Sex and violence. Why do we culturally gravitate toward entertainments that exploit these two facets of the human id? If I could properly explain that, then the mysteries of the human condition would be no more, and FANGORIA might be out of business. It’s just how we’re wired, that primal voyeuristic need to channel aggression and lust through entertainment…and writer/director Darren Ward knows this. For sex and violence are the chief reasons why Ward’s new film A DAY OF VIOLENCE (now out on British DVD) exists.

The film is a wallow in balls-out (literally) British bloodshed that sports enough nudity to fill ten Shannon Tweed flicks and enough violence to make even the toughest tummy turn. It follows the exploitative exploits of a studly gangster named Mitchell who steals $100,000 from the wrong lowlifes and runs for the hills, resulting in the carnage-filled day (well, actually, it’s more like a year and change) that the meat-and-potatoes title promises.

The dramatic problem with the picture is that because the film is narrated by a very dead Mitchell, we know how the story ends, so the rest is just suffering through his—and many other characters’—seemingly endless acts of brutality. Ward has obviously thrilled to Guy Ritchie’s early work, and the film has the same flip tone and skittery editing that marks those much-imitated works, though lead actor Nick Rendall ain’t much of an actor; watching him chew the scenery in an attempt to hit all the Ritchie-gangster notes is woeful. Plus, seeing him naked during the opening softcore sex scene is the ultimate in silly, unpleasant gratuitousness.

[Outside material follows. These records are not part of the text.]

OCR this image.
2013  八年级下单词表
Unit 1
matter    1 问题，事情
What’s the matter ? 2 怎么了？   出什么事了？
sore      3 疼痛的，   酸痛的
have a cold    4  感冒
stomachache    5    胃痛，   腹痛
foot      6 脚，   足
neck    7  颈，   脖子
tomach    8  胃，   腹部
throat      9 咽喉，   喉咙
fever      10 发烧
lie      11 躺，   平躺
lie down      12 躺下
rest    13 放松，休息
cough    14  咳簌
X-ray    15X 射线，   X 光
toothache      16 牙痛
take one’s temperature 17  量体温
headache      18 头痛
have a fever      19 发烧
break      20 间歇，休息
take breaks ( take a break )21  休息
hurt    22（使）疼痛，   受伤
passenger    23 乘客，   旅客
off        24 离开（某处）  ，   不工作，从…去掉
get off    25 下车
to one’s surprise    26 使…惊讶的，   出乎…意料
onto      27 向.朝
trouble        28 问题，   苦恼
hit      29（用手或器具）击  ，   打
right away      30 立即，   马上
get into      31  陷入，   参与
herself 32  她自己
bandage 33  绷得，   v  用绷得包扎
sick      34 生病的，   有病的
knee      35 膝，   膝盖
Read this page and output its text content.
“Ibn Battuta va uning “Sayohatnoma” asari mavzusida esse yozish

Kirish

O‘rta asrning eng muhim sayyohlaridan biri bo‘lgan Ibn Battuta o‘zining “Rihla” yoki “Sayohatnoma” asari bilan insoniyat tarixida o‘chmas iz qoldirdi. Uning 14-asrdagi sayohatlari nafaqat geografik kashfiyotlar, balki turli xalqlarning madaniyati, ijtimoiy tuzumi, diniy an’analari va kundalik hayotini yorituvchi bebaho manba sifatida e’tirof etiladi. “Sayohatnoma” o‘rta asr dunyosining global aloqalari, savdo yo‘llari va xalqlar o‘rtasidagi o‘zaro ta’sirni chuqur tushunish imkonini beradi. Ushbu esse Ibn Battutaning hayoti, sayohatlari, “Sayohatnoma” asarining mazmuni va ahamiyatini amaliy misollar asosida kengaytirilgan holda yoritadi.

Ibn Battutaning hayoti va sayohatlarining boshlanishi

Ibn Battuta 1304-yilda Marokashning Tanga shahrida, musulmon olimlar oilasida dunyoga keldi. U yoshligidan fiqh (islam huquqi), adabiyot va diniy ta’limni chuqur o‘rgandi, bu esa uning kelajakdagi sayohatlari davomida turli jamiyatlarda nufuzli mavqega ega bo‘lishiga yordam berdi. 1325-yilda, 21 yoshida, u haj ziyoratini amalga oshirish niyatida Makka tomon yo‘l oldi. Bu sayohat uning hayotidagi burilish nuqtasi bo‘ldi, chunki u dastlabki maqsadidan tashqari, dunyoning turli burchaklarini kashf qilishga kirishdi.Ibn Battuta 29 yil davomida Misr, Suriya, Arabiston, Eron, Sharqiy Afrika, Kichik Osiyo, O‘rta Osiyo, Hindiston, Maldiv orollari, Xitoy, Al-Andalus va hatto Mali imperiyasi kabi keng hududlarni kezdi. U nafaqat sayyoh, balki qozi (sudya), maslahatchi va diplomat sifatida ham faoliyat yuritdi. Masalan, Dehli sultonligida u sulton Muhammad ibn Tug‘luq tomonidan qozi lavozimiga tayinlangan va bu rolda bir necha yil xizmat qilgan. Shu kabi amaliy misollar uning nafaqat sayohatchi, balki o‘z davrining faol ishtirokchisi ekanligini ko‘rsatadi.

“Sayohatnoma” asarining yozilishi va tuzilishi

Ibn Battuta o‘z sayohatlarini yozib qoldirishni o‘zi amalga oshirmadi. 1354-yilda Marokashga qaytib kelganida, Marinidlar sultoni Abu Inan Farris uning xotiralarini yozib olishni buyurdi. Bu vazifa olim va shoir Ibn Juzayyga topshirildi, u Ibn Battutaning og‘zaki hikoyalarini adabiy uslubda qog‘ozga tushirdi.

But the entire film is gratuitous; that’s the point. It’s as much a modern crime-caper-style wank as it is ’70s-esque grindhouse gore buffet (hell, even Italian horror whipping boy Giovanni Lombardo Radice a.k.a. John Morghen shows up to the party) and man alive, is it super, ultra, mad-crazy violent. The FX are fantastic, and so much fluid is spilled that I had to take a shower afterwards. Every time a performance starts to grate, or a line of dialogue makes you cringe, something sharp tears into something soft and things get hyper-red.

On its chosen level, A DAY OF VIOLENCE (which comes with a making-of featurette on its Brit disc) is a rousing, sickening success. Anyone needing more meat on their movie bones will be left holding the bloody bag.